Attentato alla maratona di Boston, Obama assicura: “Prenderemo i colpevoli”

Dodici anni dopo l’attentato delle Torri Gemelle, l’America ripiomba nella paura: le due bombe esplose al traguardo della maratona di Boston hanno riaperto una ferita mai spenta nel popolo americano. Il bilancio provvisorio è di tre morti e centinaia di feriti, alcuni dei quali versano in gravi condizioni: tra le vittime anche un bambino di otto anni, Martin Richard, che attendeva al traguardo il papà. Ancora non ci sono notizie sulla matrice dell’attentato, ma la caccia al colpevole è già partita.

Assicura che verrà fatta giustizia al più presto Barack Obama: il presidente degli Stati Uniti assicura che saranno individuati i colpevoli. “Non abbiamo ancora risposte, ma di una cosa sono sicuro: troveremo i colpevoli. Daremo una risposta immediata, non abbiamo la situazione chiara però troveremo chi ha compiuto tutto questo. Le indagini sono ancora in corso – ha concluso Obama – e non bisogna saltare alle conclusioni prima di avere chiari tutti i fatti”.
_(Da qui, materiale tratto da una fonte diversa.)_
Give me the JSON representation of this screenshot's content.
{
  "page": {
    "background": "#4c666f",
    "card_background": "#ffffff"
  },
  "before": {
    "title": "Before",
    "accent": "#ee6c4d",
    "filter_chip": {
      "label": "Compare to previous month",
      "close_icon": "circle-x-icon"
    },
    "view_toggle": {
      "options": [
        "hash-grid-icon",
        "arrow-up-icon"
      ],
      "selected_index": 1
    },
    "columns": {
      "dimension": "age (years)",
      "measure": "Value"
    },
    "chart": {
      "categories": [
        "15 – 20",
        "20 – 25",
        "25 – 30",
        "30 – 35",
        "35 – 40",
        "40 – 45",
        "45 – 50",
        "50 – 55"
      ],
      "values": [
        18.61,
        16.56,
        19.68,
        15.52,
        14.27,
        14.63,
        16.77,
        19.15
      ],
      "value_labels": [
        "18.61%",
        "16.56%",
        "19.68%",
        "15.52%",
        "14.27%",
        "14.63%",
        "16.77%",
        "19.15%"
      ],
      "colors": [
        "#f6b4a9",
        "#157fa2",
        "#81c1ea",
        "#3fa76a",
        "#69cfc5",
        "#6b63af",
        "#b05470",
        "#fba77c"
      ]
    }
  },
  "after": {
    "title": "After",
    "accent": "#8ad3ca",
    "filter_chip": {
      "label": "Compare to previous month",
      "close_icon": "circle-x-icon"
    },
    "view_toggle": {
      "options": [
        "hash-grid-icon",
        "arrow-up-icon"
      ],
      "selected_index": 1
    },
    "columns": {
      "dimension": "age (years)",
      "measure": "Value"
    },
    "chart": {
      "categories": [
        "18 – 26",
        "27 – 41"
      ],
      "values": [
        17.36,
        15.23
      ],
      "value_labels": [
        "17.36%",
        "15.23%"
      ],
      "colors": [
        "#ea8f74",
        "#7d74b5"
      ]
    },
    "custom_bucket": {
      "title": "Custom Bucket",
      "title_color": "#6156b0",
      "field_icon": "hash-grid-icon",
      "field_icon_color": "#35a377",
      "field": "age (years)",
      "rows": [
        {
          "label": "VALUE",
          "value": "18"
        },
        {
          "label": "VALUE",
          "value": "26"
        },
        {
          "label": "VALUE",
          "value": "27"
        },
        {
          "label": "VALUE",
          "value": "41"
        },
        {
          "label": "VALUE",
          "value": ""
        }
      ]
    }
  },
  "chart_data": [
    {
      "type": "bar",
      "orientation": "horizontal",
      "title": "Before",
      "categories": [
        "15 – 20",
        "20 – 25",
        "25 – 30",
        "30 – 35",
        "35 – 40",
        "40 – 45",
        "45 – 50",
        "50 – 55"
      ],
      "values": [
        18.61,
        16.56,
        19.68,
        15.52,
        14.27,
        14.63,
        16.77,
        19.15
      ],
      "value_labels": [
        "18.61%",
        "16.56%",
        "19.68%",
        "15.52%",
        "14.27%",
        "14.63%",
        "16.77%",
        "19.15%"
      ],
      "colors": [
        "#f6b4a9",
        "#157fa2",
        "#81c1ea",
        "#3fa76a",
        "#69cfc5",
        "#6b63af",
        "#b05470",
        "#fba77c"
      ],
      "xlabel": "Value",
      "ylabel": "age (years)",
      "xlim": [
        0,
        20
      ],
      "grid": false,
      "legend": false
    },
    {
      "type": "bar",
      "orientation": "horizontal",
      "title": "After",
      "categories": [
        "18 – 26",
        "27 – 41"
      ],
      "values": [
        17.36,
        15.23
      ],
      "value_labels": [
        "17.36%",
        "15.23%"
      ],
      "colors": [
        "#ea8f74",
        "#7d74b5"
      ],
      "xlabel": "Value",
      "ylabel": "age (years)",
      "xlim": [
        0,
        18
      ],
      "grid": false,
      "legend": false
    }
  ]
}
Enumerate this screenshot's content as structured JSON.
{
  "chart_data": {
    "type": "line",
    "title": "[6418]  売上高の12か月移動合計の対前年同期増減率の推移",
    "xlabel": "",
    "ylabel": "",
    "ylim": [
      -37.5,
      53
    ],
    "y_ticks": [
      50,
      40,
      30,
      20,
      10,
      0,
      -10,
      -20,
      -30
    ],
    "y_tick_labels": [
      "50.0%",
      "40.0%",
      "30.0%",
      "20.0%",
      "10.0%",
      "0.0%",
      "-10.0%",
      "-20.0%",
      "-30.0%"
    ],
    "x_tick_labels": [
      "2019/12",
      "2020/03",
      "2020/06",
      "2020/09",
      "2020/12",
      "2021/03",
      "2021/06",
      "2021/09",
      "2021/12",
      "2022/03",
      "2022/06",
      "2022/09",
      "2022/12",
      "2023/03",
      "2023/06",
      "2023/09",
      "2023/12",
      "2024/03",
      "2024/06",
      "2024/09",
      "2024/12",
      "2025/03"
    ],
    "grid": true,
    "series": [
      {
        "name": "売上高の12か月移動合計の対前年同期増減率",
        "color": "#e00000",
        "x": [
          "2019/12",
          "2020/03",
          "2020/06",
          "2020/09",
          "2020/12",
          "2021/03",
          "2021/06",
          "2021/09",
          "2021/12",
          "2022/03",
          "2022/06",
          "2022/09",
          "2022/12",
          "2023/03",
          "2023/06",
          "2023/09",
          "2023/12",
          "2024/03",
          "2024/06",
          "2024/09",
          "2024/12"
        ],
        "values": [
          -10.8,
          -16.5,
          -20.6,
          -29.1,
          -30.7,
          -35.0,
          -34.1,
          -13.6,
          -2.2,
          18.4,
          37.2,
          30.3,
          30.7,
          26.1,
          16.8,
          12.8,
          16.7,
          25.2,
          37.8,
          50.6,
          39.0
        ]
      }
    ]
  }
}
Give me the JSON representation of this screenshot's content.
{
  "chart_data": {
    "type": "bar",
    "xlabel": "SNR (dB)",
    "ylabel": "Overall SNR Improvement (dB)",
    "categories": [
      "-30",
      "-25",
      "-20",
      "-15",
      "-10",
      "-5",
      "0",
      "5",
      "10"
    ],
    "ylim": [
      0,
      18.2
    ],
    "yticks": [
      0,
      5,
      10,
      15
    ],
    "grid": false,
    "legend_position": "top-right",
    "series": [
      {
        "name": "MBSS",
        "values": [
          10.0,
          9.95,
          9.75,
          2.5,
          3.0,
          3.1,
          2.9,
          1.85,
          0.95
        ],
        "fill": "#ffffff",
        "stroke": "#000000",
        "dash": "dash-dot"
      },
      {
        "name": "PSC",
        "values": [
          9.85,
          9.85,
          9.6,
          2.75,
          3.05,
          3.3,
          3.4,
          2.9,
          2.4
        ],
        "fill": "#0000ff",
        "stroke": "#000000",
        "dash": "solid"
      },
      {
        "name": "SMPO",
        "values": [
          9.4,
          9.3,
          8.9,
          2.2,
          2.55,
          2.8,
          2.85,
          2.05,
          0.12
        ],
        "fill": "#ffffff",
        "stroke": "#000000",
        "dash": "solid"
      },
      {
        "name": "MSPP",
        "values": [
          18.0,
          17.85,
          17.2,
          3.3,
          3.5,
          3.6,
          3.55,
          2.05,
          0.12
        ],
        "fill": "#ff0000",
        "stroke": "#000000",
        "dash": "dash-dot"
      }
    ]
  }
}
Mistero c’è intorno alla matrice dell’attentato di Boston: smentita l’ipotesi della presenza di un sospettato, le indagini al momento vagliano due ipotesi, quella di un attacco islamista o di estrema destra. La pista interna pare quella più probabile, almeno da quanto si legge sui quotidiani americani che evidenziano come le esplosioni siano avvenute in occasione delle Giornata del Patriota e altri attentati del genere siano stati compiuti nella stessa settimana di quello della maratona di Boston.

Sempre dai media Usa emerge che gli ordigni sarebbero artigianali e a bassa intensità, ma riempiti di chiodi e biglie di acciaio per renderli più pericolosi.